While Sethra looks deeper into the possibility of long-term virtual reality habitation, Earth has a bigger issue. There’s an alien ship in orbit and it’s sole purpose is to monitor the remaining humans. I don’t think humanity could stand up to a second alien invasion. Meanwhile, the geoscientists explore drilling further into the Earth to escape the radiation and expand their living quarters. They discover an underground cavern with a clean water source. In exploring the depth and width of the water source, they make a very surprising discovery. I think this was the secondary plot line I enjoyed the most and want to learn more about. So many questions!
Kyrathaba itself is a Dungeons and Dragons kind of world; there’s magic, Orcs, plenty of sharp weapons, and paragon points to be earned. This magical world complimented, rather than contradicting, the science fiction tone of the larger story. I don’t always enjoy scifi and fantasy melding, but in this case it was done very well. The story had a good mix of characters, both male and female characters having crucial roles to the plot. Plus we had a range of ethnicity and ages. Definite plus!
My one criticism lies in the use of radiation poisoning to be the initial driver of the plot.

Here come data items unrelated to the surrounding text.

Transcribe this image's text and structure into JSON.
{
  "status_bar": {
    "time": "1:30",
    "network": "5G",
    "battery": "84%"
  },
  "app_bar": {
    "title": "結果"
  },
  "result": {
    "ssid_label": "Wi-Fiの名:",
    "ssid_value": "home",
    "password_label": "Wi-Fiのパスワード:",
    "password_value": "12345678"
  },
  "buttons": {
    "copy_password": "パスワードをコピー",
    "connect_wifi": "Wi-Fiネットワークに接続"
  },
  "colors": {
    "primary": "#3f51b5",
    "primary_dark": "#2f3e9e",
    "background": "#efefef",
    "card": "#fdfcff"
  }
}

I did radiological work for several years, dressing in yellow Tyvek, full-face respirator, nasal swabs, etc. To make it very simple, you either have a radiation source emitting radiation or you have radioactive particles that you have ingested or inhaled. For the first, you put shielding between you and it and you should be good. Shielding can be lead, several meters of earth, etc. And compound A-3 had all that in place between it and the surface of the contaminated Earth. The story didn’t really mention the possibility of the population all repeatedly inhaling, imbibing, or ingesting radioactive particles. Basic HEPA filters would take care of this problem and would be the first solution for signs of radiation poisoning. Also, with enough radiation to be causing prolonged radiation sickness over generations, then we would see the electronics failing left, right, and center. Electronics do not hold up well in the glow of radiation. At the best, they get buggy and stay that way. In this tale, we have a lot of cool tech and all of it was working just fine, showing no signs of electronic wear due to prolonged exposure to radiation.

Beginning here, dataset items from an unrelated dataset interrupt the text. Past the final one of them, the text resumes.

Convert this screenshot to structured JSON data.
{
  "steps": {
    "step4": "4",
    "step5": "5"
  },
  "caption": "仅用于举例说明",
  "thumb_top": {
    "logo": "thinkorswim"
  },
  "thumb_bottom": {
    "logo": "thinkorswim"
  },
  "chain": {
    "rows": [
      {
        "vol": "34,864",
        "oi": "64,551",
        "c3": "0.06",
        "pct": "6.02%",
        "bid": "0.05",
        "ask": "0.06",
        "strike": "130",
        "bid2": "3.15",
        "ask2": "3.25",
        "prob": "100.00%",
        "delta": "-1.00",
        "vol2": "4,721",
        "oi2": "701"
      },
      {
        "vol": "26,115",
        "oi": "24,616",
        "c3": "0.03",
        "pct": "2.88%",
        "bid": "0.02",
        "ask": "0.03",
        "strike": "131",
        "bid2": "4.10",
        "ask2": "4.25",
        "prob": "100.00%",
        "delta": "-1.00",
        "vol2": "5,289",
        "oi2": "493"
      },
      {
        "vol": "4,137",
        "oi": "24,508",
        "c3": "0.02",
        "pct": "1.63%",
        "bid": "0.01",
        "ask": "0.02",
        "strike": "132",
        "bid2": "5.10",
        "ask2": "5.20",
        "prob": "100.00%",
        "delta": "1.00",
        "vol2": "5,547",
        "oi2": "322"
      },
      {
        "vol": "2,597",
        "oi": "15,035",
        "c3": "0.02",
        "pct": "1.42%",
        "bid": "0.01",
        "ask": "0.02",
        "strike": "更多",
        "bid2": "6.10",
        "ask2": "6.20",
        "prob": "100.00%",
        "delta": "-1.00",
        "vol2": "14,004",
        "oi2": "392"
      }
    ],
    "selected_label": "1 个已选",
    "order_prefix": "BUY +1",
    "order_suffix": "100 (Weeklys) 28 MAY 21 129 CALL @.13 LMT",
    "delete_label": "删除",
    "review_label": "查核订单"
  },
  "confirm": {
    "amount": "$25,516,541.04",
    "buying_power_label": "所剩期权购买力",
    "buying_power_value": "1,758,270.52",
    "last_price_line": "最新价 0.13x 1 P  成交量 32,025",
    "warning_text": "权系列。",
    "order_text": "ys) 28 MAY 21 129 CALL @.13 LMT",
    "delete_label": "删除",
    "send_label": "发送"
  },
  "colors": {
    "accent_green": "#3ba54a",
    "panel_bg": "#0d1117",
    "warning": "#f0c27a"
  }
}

But if I wasn’t such a know it all, the radiation threat would probably work just fine. Over all, I enjoyed the tale and the multiple plot lines. I really want to know what is in that big cavern pool of water! I want to know what happens to Sethra and his friends in the virtual world of Kyrathaba. There are enemies every where it seems, human, alien, and potentially something else. Indeed, there is plenty of worth in this book to propel the reader into the next installment.
The Narration: Padovan did a decent job of narrating. Her characters were each distinct. In fact, she did most of the book with a geek accent which was well suited to many of the characters as they were half raised by their computer implants. Her male voices could use a bit more masculinity, but that is my only negative comment.